ABSTRACT

Lyotard, like Arendt and Foucault, rejects a legislative role for the critic and finds his chief debt to Kant in Kant's writings on aesthetic and political judgement. Throughout his work, Lyotard is preoccupied by the problem of how to resist and disrupt dominating orders, both discursive and economic. From his early political writings on Algeria to his most recent work on art, time and language, Lyotard remains philosophically engaged in challenging and undermining the theoretical and practical status quo of late-twentiethcentury capitalism. However, this is not to say that Lyotard's work has not changed, both in the way it conceives of its target and in the ways in which it considers its dissident work to be possible.
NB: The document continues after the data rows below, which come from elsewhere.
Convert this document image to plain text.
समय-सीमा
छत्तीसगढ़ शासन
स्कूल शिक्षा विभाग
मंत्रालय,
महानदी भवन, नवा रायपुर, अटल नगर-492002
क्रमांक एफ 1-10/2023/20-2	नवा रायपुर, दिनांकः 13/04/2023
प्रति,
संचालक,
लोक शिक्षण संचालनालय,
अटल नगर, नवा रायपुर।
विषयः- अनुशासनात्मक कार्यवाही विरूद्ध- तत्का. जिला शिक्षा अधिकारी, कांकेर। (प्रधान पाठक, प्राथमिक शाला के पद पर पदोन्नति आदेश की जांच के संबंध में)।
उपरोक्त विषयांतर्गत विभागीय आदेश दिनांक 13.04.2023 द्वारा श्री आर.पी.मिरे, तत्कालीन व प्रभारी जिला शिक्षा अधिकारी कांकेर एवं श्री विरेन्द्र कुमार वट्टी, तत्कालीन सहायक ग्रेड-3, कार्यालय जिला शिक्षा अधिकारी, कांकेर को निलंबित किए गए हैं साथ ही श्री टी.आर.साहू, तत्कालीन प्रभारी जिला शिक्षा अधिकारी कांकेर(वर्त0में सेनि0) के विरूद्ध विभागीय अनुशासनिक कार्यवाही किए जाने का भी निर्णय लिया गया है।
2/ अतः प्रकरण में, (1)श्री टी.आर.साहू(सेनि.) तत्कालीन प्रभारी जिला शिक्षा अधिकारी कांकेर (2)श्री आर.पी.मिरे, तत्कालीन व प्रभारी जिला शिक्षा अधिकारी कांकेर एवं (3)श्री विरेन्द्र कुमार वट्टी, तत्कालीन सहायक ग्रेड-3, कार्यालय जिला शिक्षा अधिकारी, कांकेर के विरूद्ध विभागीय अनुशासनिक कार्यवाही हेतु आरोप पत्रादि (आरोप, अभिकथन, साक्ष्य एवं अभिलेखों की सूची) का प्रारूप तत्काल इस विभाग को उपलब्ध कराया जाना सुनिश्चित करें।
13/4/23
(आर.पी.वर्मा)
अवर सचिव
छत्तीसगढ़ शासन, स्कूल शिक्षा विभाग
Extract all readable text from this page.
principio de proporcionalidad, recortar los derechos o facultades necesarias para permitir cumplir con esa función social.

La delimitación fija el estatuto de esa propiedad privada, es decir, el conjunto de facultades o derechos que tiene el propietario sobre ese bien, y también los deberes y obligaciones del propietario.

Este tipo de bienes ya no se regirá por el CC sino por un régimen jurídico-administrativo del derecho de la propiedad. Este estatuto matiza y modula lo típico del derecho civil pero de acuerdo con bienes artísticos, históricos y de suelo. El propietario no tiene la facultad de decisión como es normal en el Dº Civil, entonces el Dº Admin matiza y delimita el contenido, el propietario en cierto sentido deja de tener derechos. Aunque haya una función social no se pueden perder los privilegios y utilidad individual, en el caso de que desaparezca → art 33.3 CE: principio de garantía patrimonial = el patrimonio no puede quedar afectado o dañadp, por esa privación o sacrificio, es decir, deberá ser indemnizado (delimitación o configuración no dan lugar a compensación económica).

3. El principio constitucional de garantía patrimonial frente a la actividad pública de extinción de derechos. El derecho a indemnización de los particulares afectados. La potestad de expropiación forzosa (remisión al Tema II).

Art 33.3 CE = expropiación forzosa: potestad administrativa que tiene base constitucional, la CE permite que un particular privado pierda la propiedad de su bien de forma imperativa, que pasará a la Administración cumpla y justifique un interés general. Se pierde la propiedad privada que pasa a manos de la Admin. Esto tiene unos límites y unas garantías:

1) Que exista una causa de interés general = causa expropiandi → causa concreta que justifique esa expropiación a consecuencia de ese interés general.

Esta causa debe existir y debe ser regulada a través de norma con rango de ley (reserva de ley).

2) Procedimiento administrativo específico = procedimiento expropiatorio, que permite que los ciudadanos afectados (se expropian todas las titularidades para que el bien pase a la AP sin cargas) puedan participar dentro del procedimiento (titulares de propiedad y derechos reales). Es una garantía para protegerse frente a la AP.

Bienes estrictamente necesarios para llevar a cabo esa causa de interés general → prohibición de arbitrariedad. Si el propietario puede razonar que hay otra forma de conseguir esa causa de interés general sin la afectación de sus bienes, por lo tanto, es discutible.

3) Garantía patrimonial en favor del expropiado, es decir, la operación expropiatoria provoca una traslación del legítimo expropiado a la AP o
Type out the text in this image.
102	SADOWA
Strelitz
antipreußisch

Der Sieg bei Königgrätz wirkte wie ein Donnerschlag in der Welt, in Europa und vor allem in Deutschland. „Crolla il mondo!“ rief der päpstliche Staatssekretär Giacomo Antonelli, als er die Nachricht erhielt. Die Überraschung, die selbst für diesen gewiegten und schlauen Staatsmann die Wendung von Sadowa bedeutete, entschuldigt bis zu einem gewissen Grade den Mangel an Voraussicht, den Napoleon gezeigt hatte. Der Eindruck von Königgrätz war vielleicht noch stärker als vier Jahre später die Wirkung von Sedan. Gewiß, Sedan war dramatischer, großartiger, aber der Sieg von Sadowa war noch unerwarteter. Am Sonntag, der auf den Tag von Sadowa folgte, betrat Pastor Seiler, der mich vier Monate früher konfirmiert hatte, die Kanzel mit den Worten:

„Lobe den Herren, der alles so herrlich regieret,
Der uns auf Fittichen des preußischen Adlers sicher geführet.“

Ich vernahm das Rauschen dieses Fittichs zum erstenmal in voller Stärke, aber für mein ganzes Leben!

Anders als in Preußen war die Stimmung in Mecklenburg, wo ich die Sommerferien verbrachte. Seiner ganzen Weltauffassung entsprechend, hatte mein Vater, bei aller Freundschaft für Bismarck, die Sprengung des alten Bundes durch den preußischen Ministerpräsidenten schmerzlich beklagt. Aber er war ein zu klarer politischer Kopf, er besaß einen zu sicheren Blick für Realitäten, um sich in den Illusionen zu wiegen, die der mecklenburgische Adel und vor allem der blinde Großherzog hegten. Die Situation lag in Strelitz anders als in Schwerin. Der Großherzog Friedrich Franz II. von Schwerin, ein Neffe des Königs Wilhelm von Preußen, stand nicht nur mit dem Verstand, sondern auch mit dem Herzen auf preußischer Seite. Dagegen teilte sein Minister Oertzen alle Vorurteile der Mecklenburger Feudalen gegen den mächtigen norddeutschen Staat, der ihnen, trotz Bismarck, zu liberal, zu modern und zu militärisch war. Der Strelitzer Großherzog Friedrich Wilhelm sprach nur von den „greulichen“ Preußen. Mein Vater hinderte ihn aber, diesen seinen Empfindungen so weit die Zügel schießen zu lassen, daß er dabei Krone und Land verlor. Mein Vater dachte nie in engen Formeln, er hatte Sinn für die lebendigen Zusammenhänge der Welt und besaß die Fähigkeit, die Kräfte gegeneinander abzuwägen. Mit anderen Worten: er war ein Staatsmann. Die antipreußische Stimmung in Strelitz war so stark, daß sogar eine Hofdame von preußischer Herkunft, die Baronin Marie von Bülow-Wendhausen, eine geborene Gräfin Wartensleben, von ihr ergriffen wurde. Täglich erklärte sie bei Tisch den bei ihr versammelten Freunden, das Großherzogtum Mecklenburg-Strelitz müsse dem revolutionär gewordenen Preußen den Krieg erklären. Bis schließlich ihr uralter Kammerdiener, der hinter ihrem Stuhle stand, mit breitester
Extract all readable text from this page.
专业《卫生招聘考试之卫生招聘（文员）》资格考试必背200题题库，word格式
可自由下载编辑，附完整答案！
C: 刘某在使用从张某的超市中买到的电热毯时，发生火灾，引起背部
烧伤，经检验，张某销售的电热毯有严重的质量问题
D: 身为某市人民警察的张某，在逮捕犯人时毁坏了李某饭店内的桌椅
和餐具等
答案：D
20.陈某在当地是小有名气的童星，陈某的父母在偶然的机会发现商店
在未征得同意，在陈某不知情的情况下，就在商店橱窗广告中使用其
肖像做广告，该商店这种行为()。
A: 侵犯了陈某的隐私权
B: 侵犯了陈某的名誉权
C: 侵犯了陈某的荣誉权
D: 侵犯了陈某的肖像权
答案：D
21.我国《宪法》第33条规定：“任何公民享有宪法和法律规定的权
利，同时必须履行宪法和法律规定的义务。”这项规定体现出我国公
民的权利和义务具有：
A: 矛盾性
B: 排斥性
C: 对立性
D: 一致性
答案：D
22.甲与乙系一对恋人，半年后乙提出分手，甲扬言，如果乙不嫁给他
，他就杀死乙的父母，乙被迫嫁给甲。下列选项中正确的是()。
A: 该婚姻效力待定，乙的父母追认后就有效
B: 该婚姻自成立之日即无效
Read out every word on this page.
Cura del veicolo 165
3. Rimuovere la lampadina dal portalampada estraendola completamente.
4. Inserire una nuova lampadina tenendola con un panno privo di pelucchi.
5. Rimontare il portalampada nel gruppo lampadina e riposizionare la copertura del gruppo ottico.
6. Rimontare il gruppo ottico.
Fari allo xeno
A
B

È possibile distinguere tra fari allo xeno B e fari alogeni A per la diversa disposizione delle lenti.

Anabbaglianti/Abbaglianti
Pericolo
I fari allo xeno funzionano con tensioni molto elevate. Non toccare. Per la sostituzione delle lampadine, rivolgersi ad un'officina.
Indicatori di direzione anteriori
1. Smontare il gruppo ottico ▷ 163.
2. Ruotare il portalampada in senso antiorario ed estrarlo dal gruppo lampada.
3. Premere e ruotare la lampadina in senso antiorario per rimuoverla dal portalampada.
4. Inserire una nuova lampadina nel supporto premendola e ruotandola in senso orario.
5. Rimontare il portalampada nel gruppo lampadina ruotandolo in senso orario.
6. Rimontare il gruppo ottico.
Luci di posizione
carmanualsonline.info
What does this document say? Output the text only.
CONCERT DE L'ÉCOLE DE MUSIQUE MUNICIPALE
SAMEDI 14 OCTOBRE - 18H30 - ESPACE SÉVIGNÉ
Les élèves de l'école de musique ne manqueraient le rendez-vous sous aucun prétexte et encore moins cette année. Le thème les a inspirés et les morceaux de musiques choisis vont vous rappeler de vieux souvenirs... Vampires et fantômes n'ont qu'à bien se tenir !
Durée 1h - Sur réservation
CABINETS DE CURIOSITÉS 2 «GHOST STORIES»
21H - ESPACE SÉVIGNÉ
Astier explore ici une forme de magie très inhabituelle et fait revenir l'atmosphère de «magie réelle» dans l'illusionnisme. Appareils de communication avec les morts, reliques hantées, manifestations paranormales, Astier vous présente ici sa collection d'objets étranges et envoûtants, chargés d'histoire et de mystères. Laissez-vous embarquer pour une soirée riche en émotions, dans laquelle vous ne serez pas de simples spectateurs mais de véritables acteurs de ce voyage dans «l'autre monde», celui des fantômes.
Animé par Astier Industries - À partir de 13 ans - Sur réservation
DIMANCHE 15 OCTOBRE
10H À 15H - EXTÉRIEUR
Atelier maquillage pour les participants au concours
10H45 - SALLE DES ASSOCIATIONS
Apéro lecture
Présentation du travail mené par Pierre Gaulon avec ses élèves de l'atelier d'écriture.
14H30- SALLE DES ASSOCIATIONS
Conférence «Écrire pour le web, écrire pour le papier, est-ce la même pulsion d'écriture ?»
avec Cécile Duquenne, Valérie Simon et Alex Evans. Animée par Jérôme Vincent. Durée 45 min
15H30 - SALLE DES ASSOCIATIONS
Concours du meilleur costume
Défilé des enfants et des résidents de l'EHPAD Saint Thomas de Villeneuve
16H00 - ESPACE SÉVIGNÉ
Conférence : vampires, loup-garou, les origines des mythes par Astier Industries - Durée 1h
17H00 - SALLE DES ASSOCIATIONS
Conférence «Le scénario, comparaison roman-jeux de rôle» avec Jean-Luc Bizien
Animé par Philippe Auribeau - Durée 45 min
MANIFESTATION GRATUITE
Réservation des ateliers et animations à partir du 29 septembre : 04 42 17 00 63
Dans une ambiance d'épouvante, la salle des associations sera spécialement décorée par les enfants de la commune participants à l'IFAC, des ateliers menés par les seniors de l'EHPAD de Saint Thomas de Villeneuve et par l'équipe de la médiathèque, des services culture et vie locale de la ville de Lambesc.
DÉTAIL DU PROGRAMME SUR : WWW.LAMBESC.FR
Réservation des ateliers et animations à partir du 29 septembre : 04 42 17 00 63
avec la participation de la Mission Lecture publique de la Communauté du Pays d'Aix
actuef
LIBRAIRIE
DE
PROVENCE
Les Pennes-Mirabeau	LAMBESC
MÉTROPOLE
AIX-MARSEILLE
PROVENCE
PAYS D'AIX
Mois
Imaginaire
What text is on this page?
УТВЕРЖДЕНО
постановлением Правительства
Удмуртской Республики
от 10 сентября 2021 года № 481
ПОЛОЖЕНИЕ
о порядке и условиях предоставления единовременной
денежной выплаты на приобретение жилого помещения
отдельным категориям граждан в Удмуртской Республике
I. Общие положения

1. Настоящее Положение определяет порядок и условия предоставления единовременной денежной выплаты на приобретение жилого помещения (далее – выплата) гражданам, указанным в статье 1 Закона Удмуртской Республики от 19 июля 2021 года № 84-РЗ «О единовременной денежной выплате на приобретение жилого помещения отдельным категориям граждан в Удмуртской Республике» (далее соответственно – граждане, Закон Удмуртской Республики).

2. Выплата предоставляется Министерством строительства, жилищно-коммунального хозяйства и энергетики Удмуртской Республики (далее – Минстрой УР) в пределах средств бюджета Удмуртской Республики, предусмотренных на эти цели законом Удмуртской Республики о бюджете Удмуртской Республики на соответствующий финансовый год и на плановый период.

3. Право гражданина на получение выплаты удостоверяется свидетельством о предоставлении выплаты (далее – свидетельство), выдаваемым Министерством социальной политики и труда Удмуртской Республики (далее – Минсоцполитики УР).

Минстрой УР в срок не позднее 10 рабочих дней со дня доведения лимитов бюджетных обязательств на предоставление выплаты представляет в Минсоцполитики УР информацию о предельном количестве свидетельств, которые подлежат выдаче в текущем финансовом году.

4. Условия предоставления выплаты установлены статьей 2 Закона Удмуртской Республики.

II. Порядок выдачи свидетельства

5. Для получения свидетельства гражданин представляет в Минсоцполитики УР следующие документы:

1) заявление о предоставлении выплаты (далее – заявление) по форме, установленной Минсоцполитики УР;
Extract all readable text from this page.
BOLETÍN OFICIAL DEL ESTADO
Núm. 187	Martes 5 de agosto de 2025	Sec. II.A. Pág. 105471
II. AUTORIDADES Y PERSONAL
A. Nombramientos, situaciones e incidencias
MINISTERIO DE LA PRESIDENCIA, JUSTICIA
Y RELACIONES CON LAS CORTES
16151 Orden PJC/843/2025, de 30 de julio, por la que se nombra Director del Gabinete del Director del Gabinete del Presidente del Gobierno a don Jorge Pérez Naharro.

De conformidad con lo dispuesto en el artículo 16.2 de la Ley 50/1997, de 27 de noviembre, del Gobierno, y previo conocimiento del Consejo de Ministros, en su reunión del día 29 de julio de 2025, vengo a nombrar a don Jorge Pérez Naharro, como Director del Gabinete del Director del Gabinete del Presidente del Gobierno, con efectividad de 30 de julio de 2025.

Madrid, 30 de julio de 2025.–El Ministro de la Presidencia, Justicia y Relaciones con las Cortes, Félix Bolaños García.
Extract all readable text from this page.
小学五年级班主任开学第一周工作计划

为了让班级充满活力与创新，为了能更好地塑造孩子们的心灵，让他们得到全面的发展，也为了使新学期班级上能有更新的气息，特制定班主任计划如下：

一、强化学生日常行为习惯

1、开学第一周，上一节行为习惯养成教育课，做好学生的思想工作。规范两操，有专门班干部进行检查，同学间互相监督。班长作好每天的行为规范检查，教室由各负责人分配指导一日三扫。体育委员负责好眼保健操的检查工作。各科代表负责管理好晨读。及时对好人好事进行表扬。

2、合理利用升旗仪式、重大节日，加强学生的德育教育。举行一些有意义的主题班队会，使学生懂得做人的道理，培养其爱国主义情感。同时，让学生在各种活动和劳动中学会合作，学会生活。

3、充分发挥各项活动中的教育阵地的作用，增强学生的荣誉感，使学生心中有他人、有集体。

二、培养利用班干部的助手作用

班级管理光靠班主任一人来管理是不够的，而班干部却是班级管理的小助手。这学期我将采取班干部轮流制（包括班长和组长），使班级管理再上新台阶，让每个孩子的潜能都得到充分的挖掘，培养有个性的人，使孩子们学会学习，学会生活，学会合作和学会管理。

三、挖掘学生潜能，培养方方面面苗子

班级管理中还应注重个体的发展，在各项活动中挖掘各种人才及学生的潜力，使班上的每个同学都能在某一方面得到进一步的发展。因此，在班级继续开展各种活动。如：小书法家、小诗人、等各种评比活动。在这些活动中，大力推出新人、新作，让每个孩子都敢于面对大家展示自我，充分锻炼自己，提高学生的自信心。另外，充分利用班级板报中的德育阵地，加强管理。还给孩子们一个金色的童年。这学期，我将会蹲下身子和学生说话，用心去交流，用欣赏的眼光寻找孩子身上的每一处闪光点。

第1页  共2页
The most crucial shift in Lyotard's conception of his own critique and what it is criticizing came with his eventual abandonment of a Marxist framework for critique in the 1960s. 1 Following on from this, Lyotard can be seen first exploring the disruption of the discursive by the figural; then going on to examine the violence of libidinal intensity breaking through systemic order; then moving on again to the destruction of grand narrative; and most recently focusing on judgement and witness as displacing the ruling genres of discourse. 2 In all of these different incarnations, Lyotard is concerned with opposing what he frequently labels ‘terror’. What is terroristic is what is totalitarian in the sense that it eliminates not just dissidence but plurality—whether in theory or in practice. Lyotard is, therefore, very much alive to the key problem inherent in any critical philosophy. That is the danger that critique may itself come to usurp the authority of that which it criticizes, replacing one totality with another. In this chapter I will be focusing on the way that Lyotard's more recent work relates to the Kantian inheritance. It will be argued that both the pagan republican's rejection of grand narratives (see pp. 131–135) and the critical nightwatchman's readings of the signs of history (see pp. 135–140) return us once again to the paradoxes of the politics of critique and the ambivalences inherent in the position of the critical political philosopher.